Wednesday, August 24, 2011

New England Wind Farm & Tractors from Burlington, Iowa

Delivered lumber to Claremont, NH, on Monday, then parked at a restaurant in nearby Vermont to look for a load out. Cathy finally found us one through Landstar loading outside of Sheffield, VT the next morning, so we drove most of the way, then parked for the night in the tiny town of Sheffield, and drove in to the RMT staging yard in the morning.

We went up to the Wind Farm site in a convoy of three trucks, following a pickup who was turning aside downhill traffic for us, as the road up to the wind farm was narrow and gravel. It was so bumpy that I'm convinced that is why we didn't feel the earthquake (yes, an east coast earthquake) that happened later that day. There was a total of four trucks getting loaded with containers bound for Cedar Rapids, IA. We got to talking with one of the other drivers about the way out of there - Sheffield is pretty close to the Canadian border - and he, a native New Englander, offered to let us follow him out by the route he had chosen. The route was hilly and wound through it's way down to New York, and the I-90 Thruway, but we saved 100 miles over the other two trucks who took the I-91 down to the I-80 and went across that way. Of course, we had to pay tolls on the 90 as well as the 80.
 
We were wishing it had been a little further into Fall, so we could have seen the much-hyped New England Fall Foliage season.
 
We left our New Englander guide and drove straight through and delivered our container to Clipper Wind in Cedar Rapids about 1:00 in the afternoon. Cathy got us a load out of Burlington, IA but we had to get there before 2:30 if we wanted to get loaded out same day. We were 1/2 hour late, and had to wait until morning.
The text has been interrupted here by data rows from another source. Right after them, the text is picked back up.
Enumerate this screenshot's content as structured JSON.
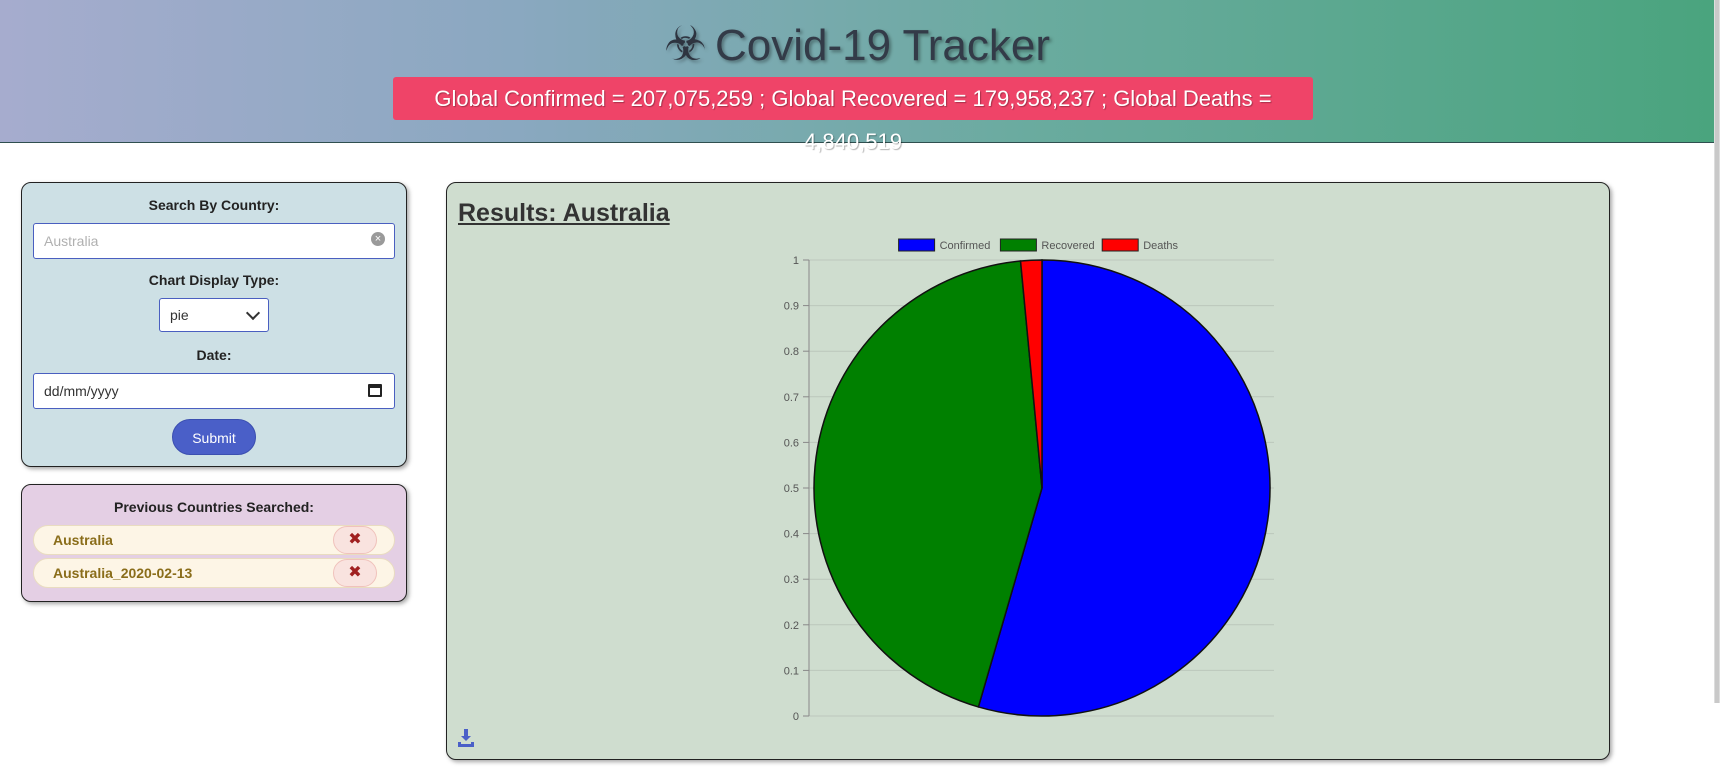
{
  "header": {
    "title": "Covid-19 Tracker",
    "title_icon": "biohazard-icon",
    "global_stats": "Global Confirmed = 207,075,259 ; Global Recovered = 179,958,237 ; Global Deaths = 4,840,519"
  },
  "search": {
    "country_label": "Search By Country:",
    "country_placeholder": "Australia",
    "country_value": "",
    "chart_type_label": "Chart Display Type:",
    "chart_type_value": "pie",
    "date_label": "Date:",
    "date_placeholder": "dd/mm/yyyy",
    "submit_label": "Submit"
  },
  "previous": {
    "title": "Previous Countries Searched:",
    "items": [
      {
        "label": "Australia",
        "remove": "✖"
      },
      {
        "label": "Australia_2020-02-13",
        "remove": "✖"
      }
    ]
  },
  "results": {
    "title": "Results: Australia"
  },
  "colors": {
    "confirmed": "#0000ff",
    "recovered": "#008000",
    "deaths": "#ff0000",
    "stats_bg": "#ef4468",
    "submit_bg": "#4a5fc8"
  },
  "chart_data": {
    "type": "pie",
    "series": [
      {
        "name": "Confirmed",
        "value": 54.5,
        "color": "#0000ff"
      },
      {
        "name": "Recovered",
        "value": 44.0,
        "color": "#008000"
      },
      {
        "name": "Deaths",
        "value": 1.5,
        "color": "#ff0000"
      }
    ],
    "y_ticks": [
      "0",
      "0.1",
      "0.2",
      "0.3",
      "0.4",
      "0.5",
      "0.6",
      "0.7",
      "0.8",
      "0.9",
      "1"
    ],
    "ylim": [
      0,
      1
    ],
    "legend_position": "top",
    "grid": true
  }
}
In the meantime, since it was 100+ degrees and only 3:00 pm, we decided to get a hotel room. We ended up staying at the Pzazz Inn & Resort, which included several restaurants and a casino. We gambled a bit, and drank - though the drinks we not free for gamblers - and I made my first call for room service. But what did we order? Pizza. May as well have called Dominoes. : (

In the morning we picked up two tractors from Case New Holland, brokered through Landstar via Cathy, bound for two drops in Texas.

Since there wasn't any interstates going the way we neeeded them to go, we took some back roads, most of which were in quite good repair. Hwy 27 from the IA/MO border down to Hanibal was under construction a lot, but it was mostly 4 lane divided, and Hwy 54 going between Mexico, MO, past Lake of the Ozarks, and down to I-40 was really nice. Hwy 75 started out rough, but when it merged with Hwy 16 it was really nice.